Graphical abstract: the impact of ambient Al scribes. AI, artificial intelligence.
Methods
We conducted a narrative literature search to identify relevant studies on the implementation and impact of ambient AI scribes in healthcare, querying PubMed and manually reviewing references from key articles to capture additional sources. The search spanned publications from January 2019 to June 2025, without restrictions on publication status, and was limited to English-language studies. Eligible designs included pilot trials, cohort studies, qualitative research, simulation studies, and randomized controlled trials evaluating ambient AI scribe systems or comparable technologies in clinical practice. Exclusion criteria included review papers, conference abstracts, editorials, commentaries, preprints, and opinion pieces. Search terms combined keywords and Boolean operators, including “ambient scribe”, “digital scribe”, “artificial intelligence”, “clinical documentation”, and “speech recognition”.
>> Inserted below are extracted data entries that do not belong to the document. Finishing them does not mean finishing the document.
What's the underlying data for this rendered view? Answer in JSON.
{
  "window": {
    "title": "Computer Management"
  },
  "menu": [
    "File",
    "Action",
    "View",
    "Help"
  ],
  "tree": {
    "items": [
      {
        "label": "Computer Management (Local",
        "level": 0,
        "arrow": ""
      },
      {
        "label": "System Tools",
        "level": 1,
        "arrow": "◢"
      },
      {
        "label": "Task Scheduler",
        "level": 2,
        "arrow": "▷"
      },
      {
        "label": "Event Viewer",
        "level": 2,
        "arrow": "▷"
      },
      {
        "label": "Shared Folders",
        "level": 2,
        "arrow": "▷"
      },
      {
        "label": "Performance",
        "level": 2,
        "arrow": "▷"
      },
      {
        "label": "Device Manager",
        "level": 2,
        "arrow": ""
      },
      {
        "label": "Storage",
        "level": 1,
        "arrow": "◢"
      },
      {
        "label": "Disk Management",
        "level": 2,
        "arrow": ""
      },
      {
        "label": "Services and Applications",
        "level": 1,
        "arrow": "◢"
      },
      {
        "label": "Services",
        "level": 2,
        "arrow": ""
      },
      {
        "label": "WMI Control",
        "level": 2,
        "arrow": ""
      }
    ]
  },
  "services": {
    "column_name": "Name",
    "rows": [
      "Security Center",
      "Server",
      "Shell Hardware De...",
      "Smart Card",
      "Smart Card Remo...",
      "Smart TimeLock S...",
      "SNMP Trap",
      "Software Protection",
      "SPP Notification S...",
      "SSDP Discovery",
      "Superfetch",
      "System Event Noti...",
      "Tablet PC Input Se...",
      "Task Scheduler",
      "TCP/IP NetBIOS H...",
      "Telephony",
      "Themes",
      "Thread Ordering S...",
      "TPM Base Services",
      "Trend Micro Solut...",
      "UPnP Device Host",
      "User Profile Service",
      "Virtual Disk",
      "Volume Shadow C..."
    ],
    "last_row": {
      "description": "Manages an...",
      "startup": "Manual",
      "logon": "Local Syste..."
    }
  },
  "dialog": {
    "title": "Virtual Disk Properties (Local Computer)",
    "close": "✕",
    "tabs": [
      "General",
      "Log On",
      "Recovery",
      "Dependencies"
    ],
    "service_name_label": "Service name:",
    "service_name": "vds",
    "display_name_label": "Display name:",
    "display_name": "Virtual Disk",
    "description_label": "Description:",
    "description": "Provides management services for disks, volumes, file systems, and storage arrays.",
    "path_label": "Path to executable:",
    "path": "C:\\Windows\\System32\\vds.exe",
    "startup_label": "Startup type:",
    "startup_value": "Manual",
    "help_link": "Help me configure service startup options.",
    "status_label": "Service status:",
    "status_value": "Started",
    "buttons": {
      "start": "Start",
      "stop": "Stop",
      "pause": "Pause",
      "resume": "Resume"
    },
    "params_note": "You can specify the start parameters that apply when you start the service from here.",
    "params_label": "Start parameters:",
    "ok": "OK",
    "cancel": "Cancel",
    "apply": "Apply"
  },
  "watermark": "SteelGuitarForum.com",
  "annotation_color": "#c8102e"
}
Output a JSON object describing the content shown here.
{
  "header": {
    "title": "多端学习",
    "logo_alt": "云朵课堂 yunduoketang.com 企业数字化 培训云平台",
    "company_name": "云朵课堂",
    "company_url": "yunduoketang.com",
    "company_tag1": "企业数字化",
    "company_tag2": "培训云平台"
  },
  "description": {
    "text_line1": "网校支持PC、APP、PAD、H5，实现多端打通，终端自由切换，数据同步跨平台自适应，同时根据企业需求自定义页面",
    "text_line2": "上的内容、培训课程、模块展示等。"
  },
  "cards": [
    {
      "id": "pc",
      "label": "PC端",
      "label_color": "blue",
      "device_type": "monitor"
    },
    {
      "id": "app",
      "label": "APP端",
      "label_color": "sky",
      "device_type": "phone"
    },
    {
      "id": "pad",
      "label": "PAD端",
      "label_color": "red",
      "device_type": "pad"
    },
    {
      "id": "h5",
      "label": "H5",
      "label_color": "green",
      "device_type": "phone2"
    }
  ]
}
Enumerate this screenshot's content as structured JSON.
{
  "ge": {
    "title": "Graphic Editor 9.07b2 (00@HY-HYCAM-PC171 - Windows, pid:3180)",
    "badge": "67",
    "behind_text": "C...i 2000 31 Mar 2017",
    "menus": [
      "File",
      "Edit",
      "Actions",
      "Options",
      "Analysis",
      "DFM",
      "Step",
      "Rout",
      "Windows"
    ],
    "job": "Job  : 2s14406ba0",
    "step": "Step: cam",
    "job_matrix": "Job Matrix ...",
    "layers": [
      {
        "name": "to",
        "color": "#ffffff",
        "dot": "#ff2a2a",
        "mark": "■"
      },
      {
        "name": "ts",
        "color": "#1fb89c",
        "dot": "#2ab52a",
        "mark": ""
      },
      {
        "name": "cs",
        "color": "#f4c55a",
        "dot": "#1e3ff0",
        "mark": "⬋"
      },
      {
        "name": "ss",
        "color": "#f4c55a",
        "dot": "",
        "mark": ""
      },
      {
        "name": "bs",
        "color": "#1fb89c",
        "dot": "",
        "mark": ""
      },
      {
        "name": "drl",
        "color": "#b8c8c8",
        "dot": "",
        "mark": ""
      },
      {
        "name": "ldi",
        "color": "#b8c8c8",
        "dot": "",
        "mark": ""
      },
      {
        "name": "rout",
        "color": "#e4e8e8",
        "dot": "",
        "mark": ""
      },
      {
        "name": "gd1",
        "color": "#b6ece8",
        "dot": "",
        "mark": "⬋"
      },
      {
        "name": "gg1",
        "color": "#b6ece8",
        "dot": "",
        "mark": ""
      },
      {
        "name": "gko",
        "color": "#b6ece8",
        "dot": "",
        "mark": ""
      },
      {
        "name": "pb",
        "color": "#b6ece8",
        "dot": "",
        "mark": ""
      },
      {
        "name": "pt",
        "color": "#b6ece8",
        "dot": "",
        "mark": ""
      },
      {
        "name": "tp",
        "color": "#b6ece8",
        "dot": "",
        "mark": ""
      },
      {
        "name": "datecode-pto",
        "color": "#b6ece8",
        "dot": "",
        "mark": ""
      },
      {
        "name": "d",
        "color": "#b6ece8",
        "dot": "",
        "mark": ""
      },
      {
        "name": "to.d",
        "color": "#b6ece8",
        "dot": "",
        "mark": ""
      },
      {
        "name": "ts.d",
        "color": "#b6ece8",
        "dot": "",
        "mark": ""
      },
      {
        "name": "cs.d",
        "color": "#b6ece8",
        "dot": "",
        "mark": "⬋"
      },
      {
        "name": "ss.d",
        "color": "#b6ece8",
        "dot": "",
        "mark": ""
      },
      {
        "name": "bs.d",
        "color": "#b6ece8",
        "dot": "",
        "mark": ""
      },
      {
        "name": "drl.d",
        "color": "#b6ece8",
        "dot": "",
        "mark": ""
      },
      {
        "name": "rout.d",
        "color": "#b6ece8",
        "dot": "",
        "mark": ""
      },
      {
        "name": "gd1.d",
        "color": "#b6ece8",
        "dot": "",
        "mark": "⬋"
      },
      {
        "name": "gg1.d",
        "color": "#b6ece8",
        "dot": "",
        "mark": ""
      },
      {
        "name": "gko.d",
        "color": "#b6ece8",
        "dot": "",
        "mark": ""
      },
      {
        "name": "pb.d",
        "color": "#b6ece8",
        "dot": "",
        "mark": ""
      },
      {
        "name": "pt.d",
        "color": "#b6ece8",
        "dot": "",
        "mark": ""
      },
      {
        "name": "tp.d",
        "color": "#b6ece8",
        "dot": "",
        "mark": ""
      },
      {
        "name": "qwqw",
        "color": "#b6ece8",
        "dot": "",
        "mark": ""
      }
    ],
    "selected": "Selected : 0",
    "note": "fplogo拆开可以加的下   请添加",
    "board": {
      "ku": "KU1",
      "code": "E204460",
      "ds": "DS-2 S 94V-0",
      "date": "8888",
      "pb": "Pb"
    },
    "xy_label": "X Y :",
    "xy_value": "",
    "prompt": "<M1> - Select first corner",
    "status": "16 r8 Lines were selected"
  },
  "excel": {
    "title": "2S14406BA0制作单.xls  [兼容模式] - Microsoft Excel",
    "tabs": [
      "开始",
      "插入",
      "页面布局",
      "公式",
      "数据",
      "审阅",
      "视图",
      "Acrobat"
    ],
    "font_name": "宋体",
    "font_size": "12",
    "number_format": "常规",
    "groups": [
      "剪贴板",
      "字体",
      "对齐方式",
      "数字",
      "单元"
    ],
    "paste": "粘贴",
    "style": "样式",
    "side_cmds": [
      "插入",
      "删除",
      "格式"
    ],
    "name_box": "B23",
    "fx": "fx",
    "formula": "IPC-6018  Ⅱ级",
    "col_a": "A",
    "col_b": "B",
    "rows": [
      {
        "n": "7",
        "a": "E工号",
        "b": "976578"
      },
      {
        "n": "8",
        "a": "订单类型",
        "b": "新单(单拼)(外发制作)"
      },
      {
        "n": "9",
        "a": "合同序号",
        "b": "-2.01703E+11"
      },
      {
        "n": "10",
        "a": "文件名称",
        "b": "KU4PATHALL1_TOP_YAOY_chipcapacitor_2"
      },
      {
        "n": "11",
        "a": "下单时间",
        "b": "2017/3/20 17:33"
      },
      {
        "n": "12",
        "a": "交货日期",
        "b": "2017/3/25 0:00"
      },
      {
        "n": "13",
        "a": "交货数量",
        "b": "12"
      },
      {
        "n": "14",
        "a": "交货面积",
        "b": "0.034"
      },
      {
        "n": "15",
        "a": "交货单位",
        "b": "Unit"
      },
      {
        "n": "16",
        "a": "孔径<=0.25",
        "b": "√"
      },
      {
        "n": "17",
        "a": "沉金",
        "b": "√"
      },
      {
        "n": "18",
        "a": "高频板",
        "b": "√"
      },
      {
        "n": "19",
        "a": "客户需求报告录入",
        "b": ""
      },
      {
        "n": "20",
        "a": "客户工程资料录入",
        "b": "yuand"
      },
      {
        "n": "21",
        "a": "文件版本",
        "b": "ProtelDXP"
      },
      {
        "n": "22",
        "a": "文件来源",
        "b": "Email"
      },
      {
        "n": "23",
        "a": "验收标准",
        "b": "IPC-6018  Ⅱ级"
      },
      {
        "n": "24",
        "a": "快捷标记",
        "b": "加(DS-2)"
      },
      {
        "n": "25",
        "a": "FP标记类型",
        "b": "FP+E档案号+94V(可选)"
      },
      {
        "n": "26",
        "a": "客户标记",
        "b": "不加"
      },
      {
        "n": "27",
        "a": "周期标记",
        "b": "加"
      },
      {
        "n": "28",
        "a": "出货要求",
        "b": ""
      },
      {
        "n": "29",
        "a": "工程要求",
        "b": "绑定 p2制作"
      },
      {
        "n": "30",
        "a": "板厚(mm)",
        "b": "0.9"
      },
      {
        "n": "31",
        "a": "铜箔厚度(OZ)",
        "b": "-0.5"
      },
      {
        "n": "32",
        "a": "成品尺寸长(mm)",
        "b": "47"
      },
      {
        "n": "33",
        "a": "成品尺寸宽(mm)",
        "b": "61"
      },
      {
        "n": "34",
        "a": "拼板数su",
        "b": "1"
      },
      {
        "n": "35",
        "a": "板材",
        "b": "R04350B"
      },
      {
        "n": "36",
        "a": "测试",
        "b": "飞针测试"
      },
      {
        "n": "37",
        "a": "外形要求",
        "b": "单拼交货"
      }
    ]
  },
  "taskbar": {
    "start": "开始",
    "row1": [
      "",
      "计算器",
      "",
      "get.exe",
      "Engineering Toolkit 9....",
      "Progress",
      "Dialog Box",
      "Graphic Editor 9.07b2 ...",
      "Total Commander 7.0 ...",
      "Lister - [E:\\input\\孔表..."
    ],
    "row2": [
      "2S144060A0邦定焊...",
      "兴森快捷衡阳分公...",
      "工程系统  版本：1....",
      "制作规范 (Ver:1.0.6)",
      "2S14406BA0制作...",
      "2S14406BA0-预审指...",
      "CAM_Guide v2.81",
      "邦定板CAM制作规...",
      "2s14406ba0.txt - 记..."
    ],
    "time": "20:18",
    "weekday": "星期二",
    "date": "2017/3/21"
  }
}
The literature search was last conducted on June 01, 2025, yielded a total of 480 records (310 duplicates). After screening 170 articles based on titles and abstracts by a single reviewer (with disagreements addressed through discussion with other authors if present), 20 articles were selected for full-text review. Following full-text evaluation, 17 articles met the inclusion criteria and were incorporated into this narrative review, and one additional article was identified through a review of the reference lists of the included studies. The complete search strategy and the PRISMA-style flow of study selection are presented in Table 1 and Figure 2, respectively.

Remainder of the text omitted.